A/N: I'm posting this to prove that I'm still alive. Sorry for not replying to reviews or PMs lately.
If you go to school at Sarah Lawrence, Barnard, NYU, or SVA, say hi to the weird girl with short hair on tour next week!
Clyde drifts in the days and the weeks and the months after the trial.
He goes to school, comes home, and does his homework. He's always been a heavy sleeper, and manages to avert the worst of the nightmares.
He plays video games. He beats every level of every shoot-em-up he owns, then plays them over again.
He hangs out with friends when it's socially required.
He doesn't eat very much. The extra pudge slides off his stomach.
His therapist says he's recovering.
His father says he doesn't blame him.
His father is a very good liar.
One night he dreams. He's playing another fighting game, shooting zombies from castles, and then the Xbox explodes and shrapnel flies everywhere. He holds up his hands and huddles under his controller.
"Don't be afraid!"
His mother's voice. And then the violence and flame is gone, because this is a dream, after all.
He looks up and she is a ghost.
"Don't be afraid." She hugs him. Even though this dream is too vague for him to really feel, his body moves to hug her back.
"I'll always be there for you," she says.
Clyde wakes. He goes downstairs and starts up his Xbox.
Craig is one of those dependable friends you can stand next to and make awkward small talk when caught in a crowd. One of those people you don't even know. One of those kids destined to fade into the background.
He also has a flashlight and a baseball bat.
"This is a stupid idea," Craig says. "We're going to be eaten by alligators. We should probably just go home and watch TV. That would be really smart."
Clyde rolls the manhole cover onto the pavement. His arms tremble from the effort. His shoulders heave.
"That's why you're holding the baseball bat," he says. "In case anything attacks us."
Craig shines the flashlight into the abyss (sewer system) below.
"This is a really stupid idea," he says.
Clyde shrugs. "Why are you here, then?"
Craig sighs. Both of them know he wants to say, 'because you're the kid whose mother died.'
Instead he says, "Dunno."
"Okay, then," Clyde says. He reaches down with his foot and feels for the first rung.
His arms are shaking harder by the time his sneakers hit the ledge. The smell makes him gag. He holds his arm over his mouth and peers around the sewer. Sludge water floats past.
"Jesus - Jesus fucking christ. Jesus. Christ. The smell. Jesus Christ."
The light swings over the pavement and water.
"Jesus fucking christ. Oh Jesus."
Craig steps down onto the ledge next to him and shines the light down on the tunnel. The bricks are covered with graffiti. Rats squeak and scamper out of sight. He hefts the baseball bat to defend them both against sewer monsters of the amphibian variety.
"Well, then," he says after a few seconds' observation, "what are you looking for down here anyway?"
Clyde exhales and inhales deep, sucking in sewer air.
Then he screams, "Mom!"
"Oh, Jesus Christ, no," Craig says.
He grabs Clyde's arm, snapping, "We're getting out of here.
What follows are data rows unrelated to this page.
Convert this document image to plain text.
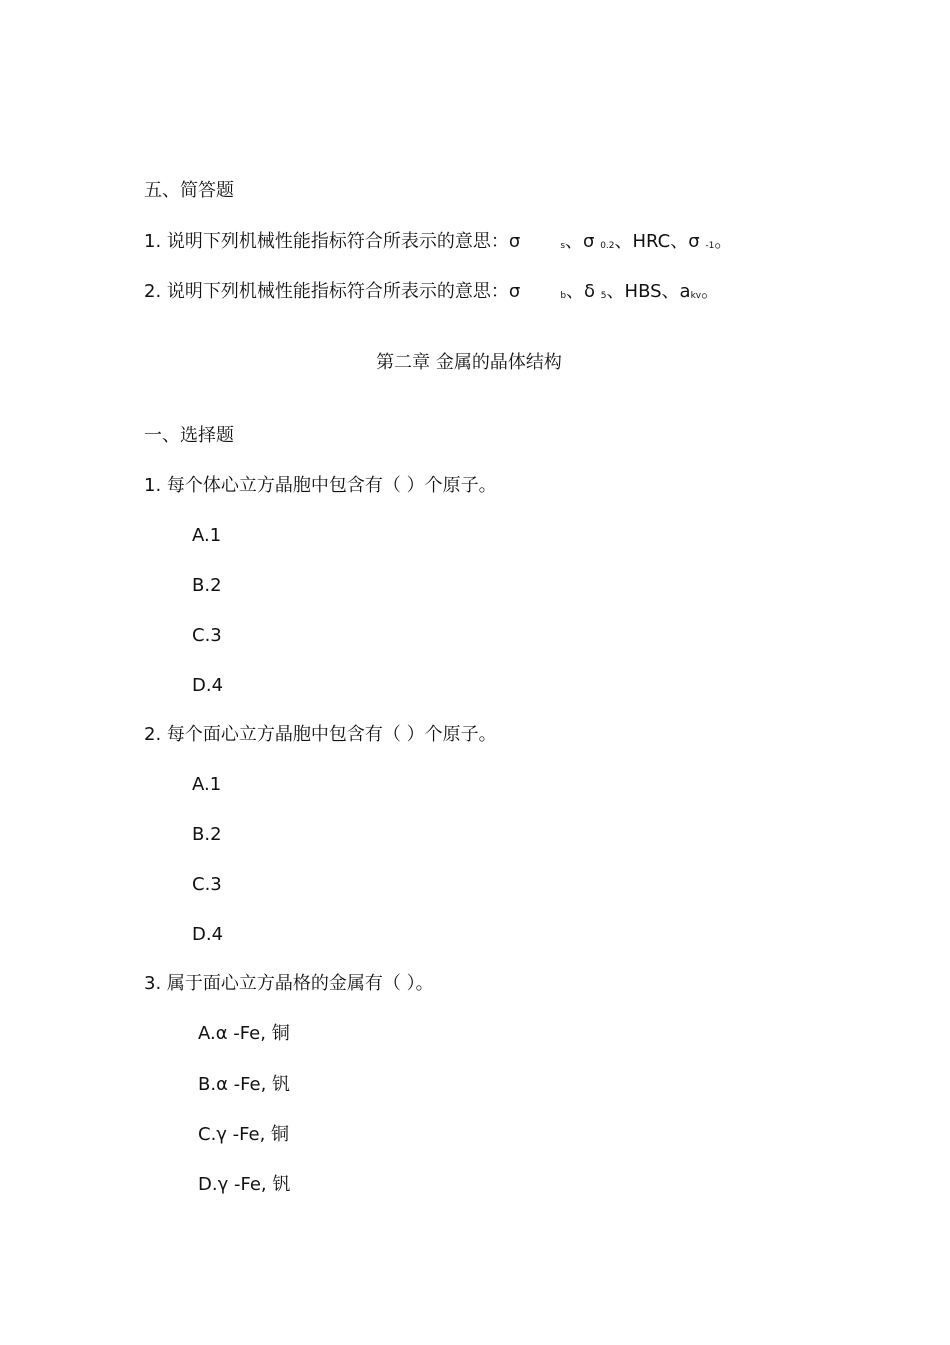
五、简答题
1. 说明下列机械性能指标符合所表示的意思：σ	s、σ 0.2、HRC、σ -1。
2. 说明下列机械性能指标符合所表示的意思：σ	b、δ 5、HBS、akv。
第二章 金属的晶体结构
一、选择题
1. 每个体心立方晶胞中包含有（ ）个原子。
A.1
B.2
C.3
D.4
2. 每个面心立方晶胞中包含有（ ）个原子。
A.1
B.2
C.3
D.4
3. 属于面心立方晶格的金属有（ ）。
A.α -Fe, 铜
B.α -Fe, 钒
C.γ -Fe, 铜
D.γ -Fe, 钒
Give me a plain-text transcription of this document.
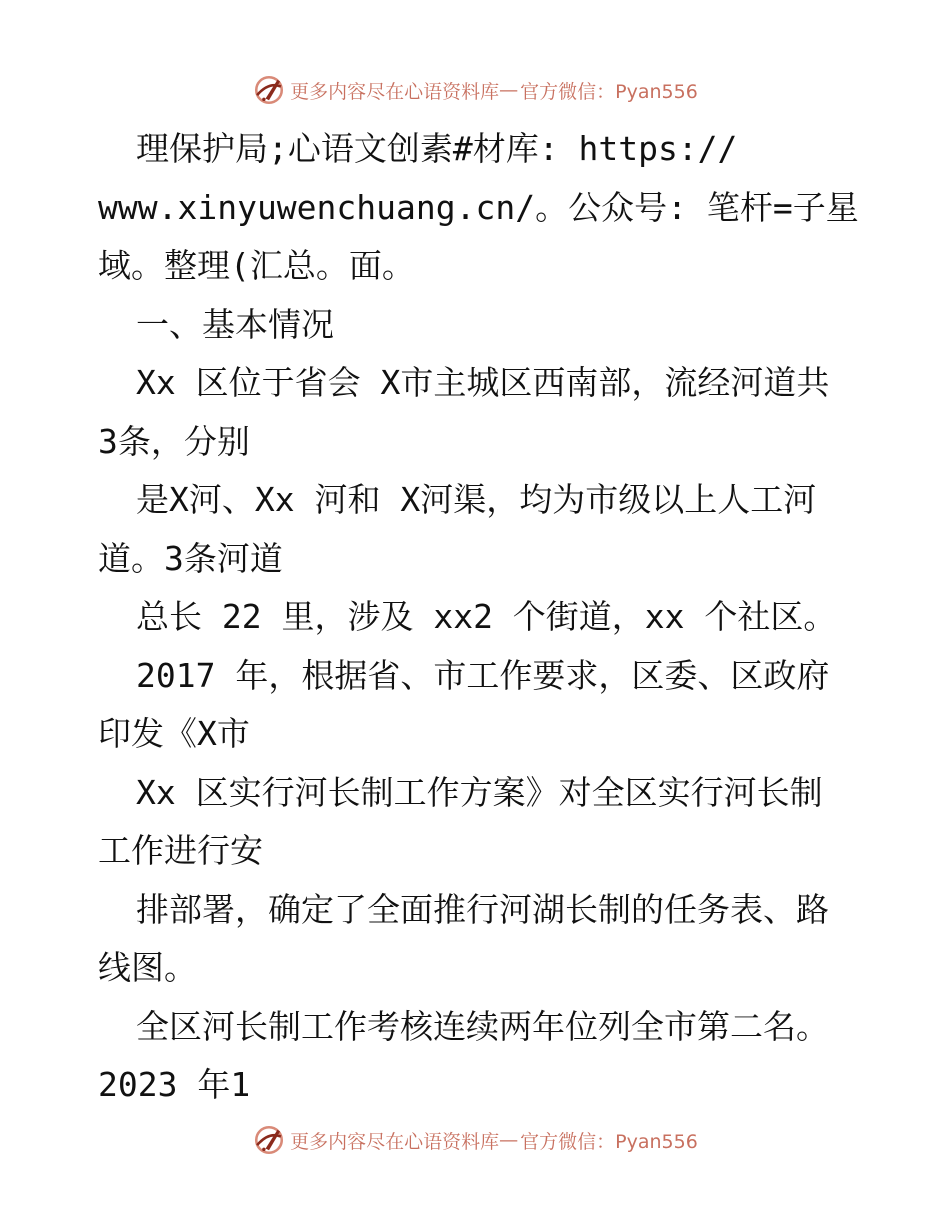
更多内容尽在心语资料库 — 官方微信：Pyan556
理保护局;心语文创素#材库: https://
www.xinyuwenchuang.cn/。公众号: 笔杆=子星
域。整理(汇总。面。
一、基本情况
Xx 区位于省会 X市主城区西南部，流经河道共
3条，分别
是X河、Xx 河和 X河渠，均为市级以上人工河
道。3条河道
总长 22 里，涉及 xx2 个街道，xx 个社区。
2017 年，根据省、市工作要求，区委、区政府
印发《X市
Xx 区实行河长制工作方案》对全区实行河长制
工作进行安
排部署，确定了全面推行河湖长制的任务表、路
线图。
全区河长制工作考核连续两年位列全市第二名。
2023 年1
更多内容尽在心语资料库 — 官方微信：Pyan556
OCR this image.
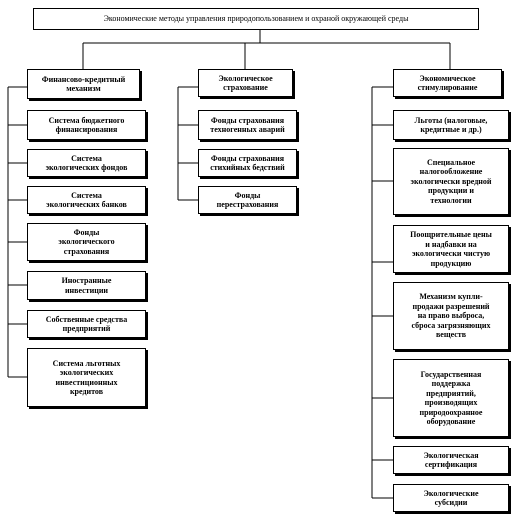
Экономические методы управления природопользованием и охраной окружающей среды
Финансово-кредитный
механизм
Система бюджетного
финансирования
Система
экологических фондов
Система
экологических банков
Фонды
экологического
страхования
Иностранные
инвестиции
Собственные средства
предприятий
Система льготных
экологических
инвестиционных
кредитов
Экологическое
страхование
Фонды страхования
техногенных аварий
Фонды страхования
стихийных бедствий
Фонды
перестрахования
Экономическое
стимулирование
Льготы (налоговые,
кредитные и др.)
Специальное
налогообложение
экологически вредной
продукции и
технологии
Поощрительные цены
и надбавки на
экологически чистую
продукцию
Механизм купли-
продажи разрешений
на право выброса,
сброса загрязняющих
веществ
Государственная
поддержка
предприятий,
производящих
природоохранное
оборудование
Экологическая
сертификация
Экологические
субсидии
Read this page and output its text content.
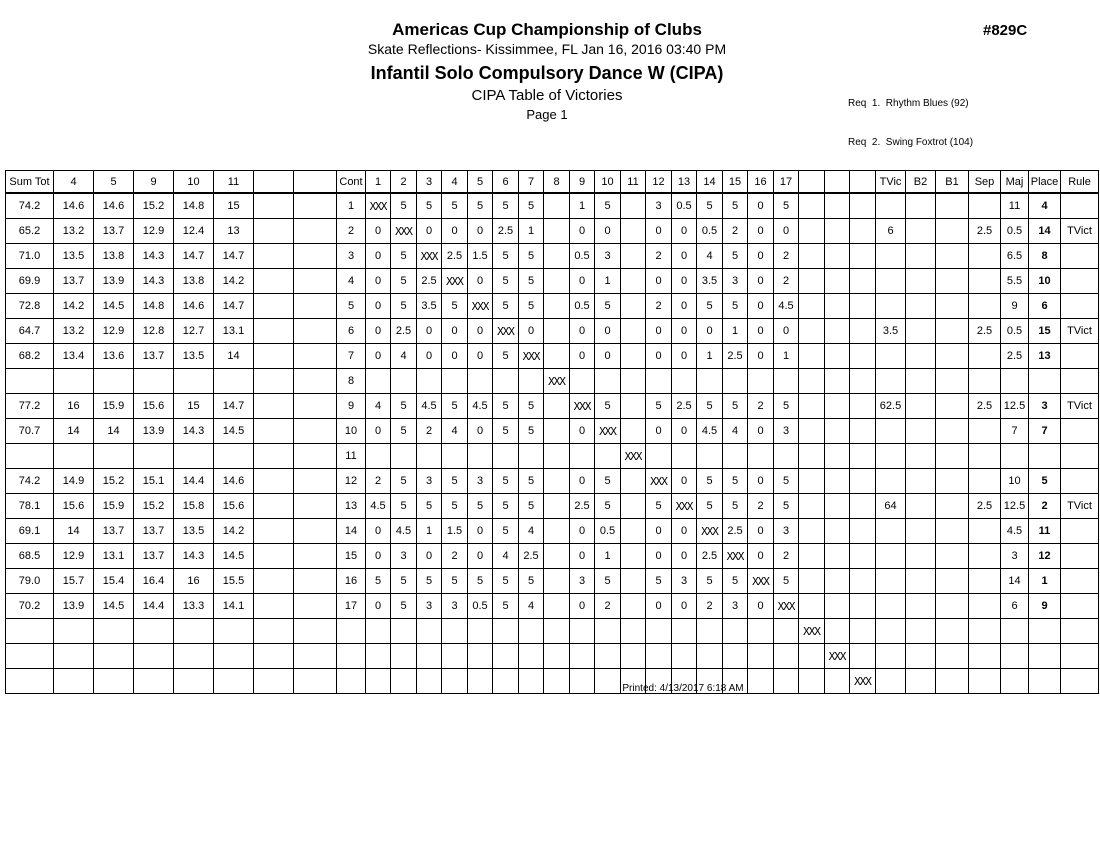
Americas Cup Championship of Clubs
Skate Reflections- Kissimmee, FL Jan 16, 2016 03:40 PM
Infantil Solo Compulsory Dance W (CIPA)
CIPA Table of Victories
Page 1
#829C

Req  1.  Rhythm Blues (92)

Req  2.  Swing Foxtrot (104)

Sum Tot	4	5	9	10	11			Cont	1	2	3	4	5	6	7	8	9	10	11	12	13	14	15	16	17				TVic	B2	B1	Sep	Maj	Place	Rule
74.2	14.6	14.6	15.2	14.8	15			1	XXX	5	5	5	5	5	5		1	5		3	0.5	5	5	0	5								11	4	
65.2	13.2	13.7	12.9	12.4	13			2	0	XXX	0	0	0	2.5	1		0	0		0	0	0.5	2	0	0				6			2.5	0.5	14	TVict
71.0	13.5	13.8	14.3	14.7	14.7			3	0	5	XXX	2.5	1.5	5	5		0.5	3		2	0	4	5	0	2								6.5	8	
69.9	13.7	13.9	14.3	13.8	14.2			4	0	5	2.5	XXX	0	5	5		0	1		0	0	3.5	3	0	2								5.5	10	
72.8	14.2	14.5	14.8	14.6	14.7			5	0	5	3.5	5	XXX	5	5		0.5	5		2	0	5	5	0	4.5								9	6	
64.7	13.2	12.9	12.8	12.7	13.1			6	0	2.5	0	0	0	XXX	0		0	0		0	0	0	1	0	0				3.5			2.5	0.5	15	TVict
68.2	13.4	13.6	13.7	13.5	14			7	0	4	0	0	0	5	XXX		0	0		0	0	1	2.5	0	1								2.5	13	
								8								XXX																			
77.2	16	15.9	15.6	15	14.7			9	4	5	4.5	5	4.5	5	5		XXX	5		5	2.5	5	5	2	5				62.5			2.5	12.5	3	TVict
70.7	14	14	13.9	14.3	14.5			10	0	5	2	4	0	5	5		0	XXX		0	0	4.5	4	0	3								7	7	
								11											XXX																
74.2	14.9	15.2	15.1	14.4	14.6			12	2	5	3	5	3	5	5		0	5		XXX	0	5	5	0	5								10	5	
78.1	15.6	15.9	15.2	15.8	15.6			13	4.5	5	5	5	5	5	5		2.5	5		5	XXX	5	5	2	5				64			2.5	12.5	2	TVict
69.1	14	13.7	13.7	13.5	14.2			14	0	4.5	1	1.5	0	5	4		0	0.5		0	0	XXX	2.5	0	3								4.5	11	
68.5	12.9	13.1	13.7	14.3	14.5			15	0	3	0	2	0	4	2.5		0	1		0	0	2.5	XXX	0	2								3	12	
79.0	15.7	15.4	16.4	16	15.5			16	5	5	5	5	5	5	5		3	5		5	3	5	5	XXX	5								14	1	
70.2	13.9	14.5	14.4	13.3	14.1			17	0	5	3	3	0.5	5	4		0	2		0	0	2	3	0	XXX								6	9	
																										XXX									
																											XXX								
																												XXX							
Printed: 4/13/2017 6:18 AM
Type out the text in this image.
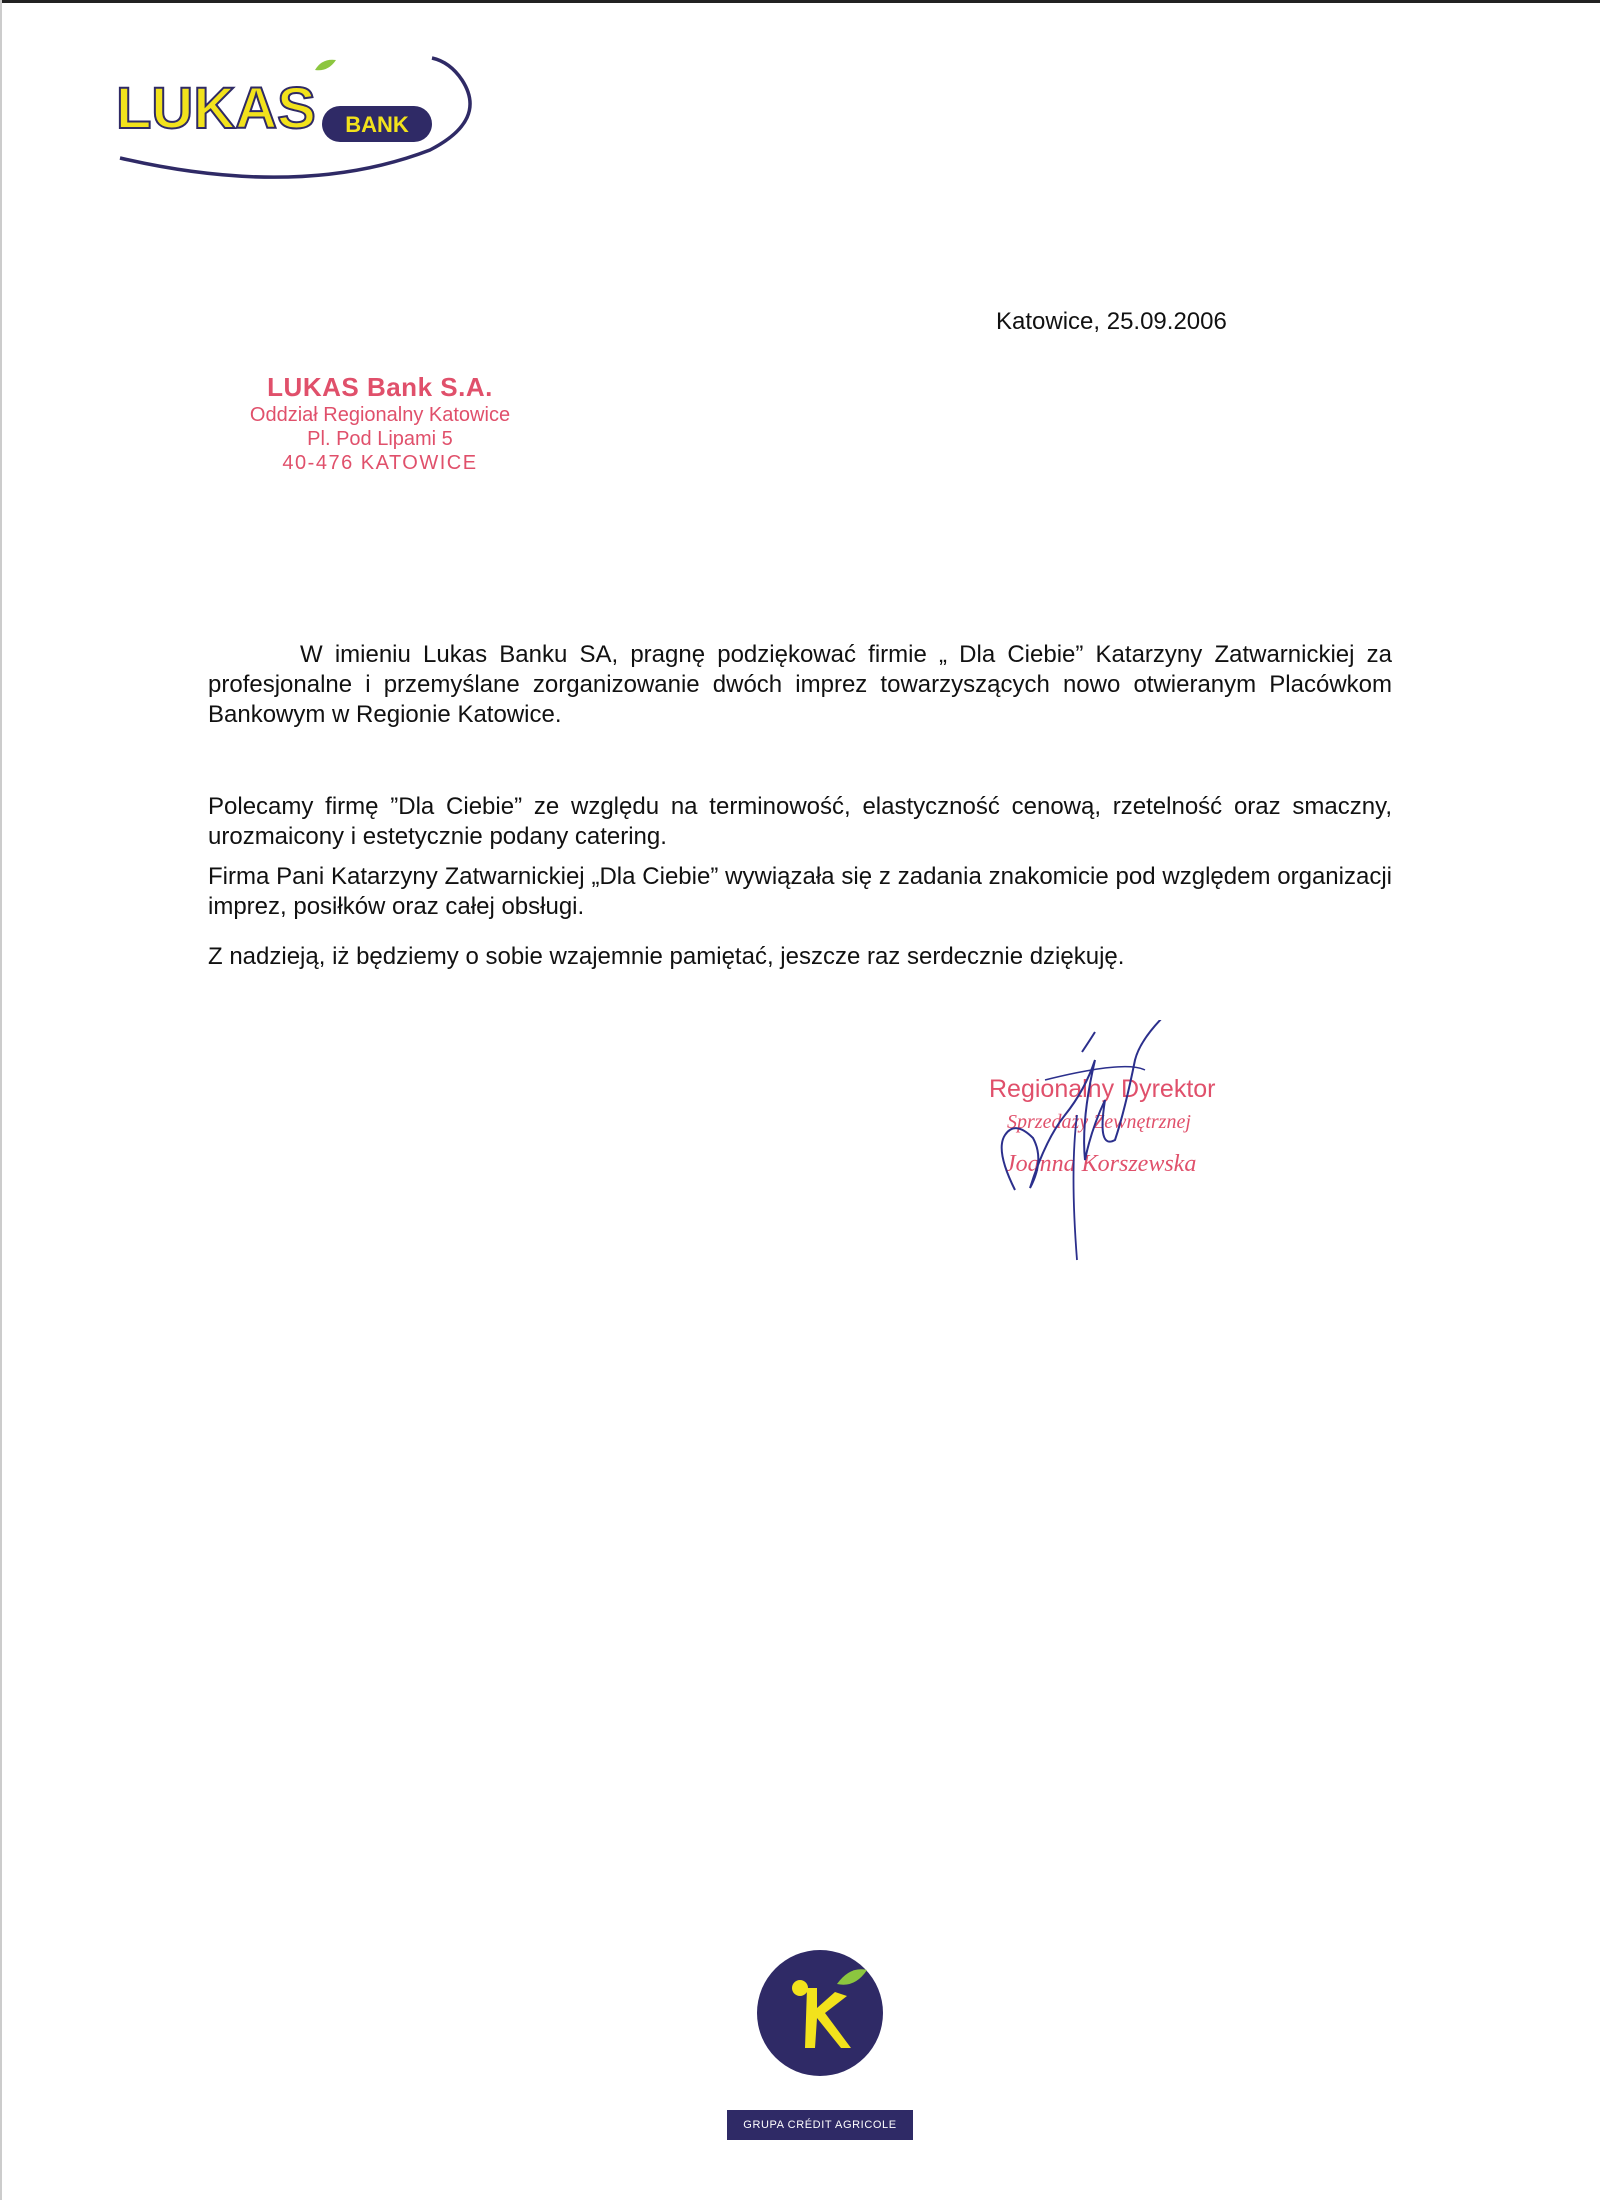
LUKAS BANK
Katowice, 25.09.2006
LUKAS Bank S.A.
Oddział Regionalny Katowice
Pl. Pod Lipami 5
40-476 KATOWICE
W imieniu Lukas Banku SA, pragnę podziękować firmie „ Dla Ciebie” Katarzyny Zatwarnickiej za profesjonalne i przemyślane zorganizowanie dwóch imprez towarzyszących nowo otwieranym Placówkom Bankowym w Regionie Katowice.
Polecamy firmę ”Dla Ciebie” ze względu na terminowość, elastyczność cenową, rzetelność oraz smaczny, urozmaicony i estetycznie podany catering.
Firma Pani Katarzyny Zatwarnickiej „Dla Ciebie” wywiązała się z zadania znakomicie pod względem organizacji imprez, posiłków oraz całej obsługi.
Z nadzieją, iż będziemy o sobie wzajemnie pamiętać, jeszcze raz serdecznie dziękuję.
Regionalny Dyrektor
Sprzedaży Zewnętrznej
Joanna Korszewska
GRUPA CRÉDIT AGRICOLE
No underground soul-searching, not on my watch, that shit always ends in tears-"
Clyde breaks free and runs.
The water goes up to his knees. Gunk and grime float past his legs, bump into him, and he tries not to think about what it is.
He screams, "Mom!" as he runs through the shit that killed her.
Somewhere deep down inside of him, he knows there's nothing out here in the darkness, but he keeps running.
Somewhere deep down inside of him, he hopes he finds her anyways.
The light illuminates his body. Craig screams, "You fucking idiot!" Then grumbles, "Jesus Christ, don't fucking kill yourself!" and runs after him, water splashing.
Clyde screams "Mom!" again.
And again and again.
Until he's out of air, bent over, gasping, finally sobbing.
Craig catches him and leans over next to him. Both of them pant. Clyde doesn't even try to hide his tears. Even after both of them have caught their breath, he keeps hiccupping and choking and making primal little whimpering sounds.
"Mom," he says again, and swallows, and wipes his face with his grimy sleeve.
Craig points the flashlight at him, enough so the light blinds him. He squints and looks away.
"What," Craig says. "Are you still a little kid or something? Do you still believe in ghosts?"
Clyde looks back at the sloshing water, and up at the bricks, and at the scurrying rats, and he absorbs the filth surrounding them, and how they reek of shit and waste.
"Dunno," he says. "Yeah. Guess I believe in them. Guess I just need something to believe in."
He's too tired to climb the last few rungs out of the tunnel. Craig has to set the bat and flashlight on the ledge and push him out onto street level.
He goes back home and showers. Even after he dries himself off, he still smells of sewer.
He starts playing video games less and less. At first he just spends more time sleeping. Then he starts putting the controller down, heading out of the house, and finding someone dependable to make small talk with.
His father still blames him.
He still doesn't dream.
He doesn't know if this is healing. He's young, and children grow fast. Maybe it's more like forgetting.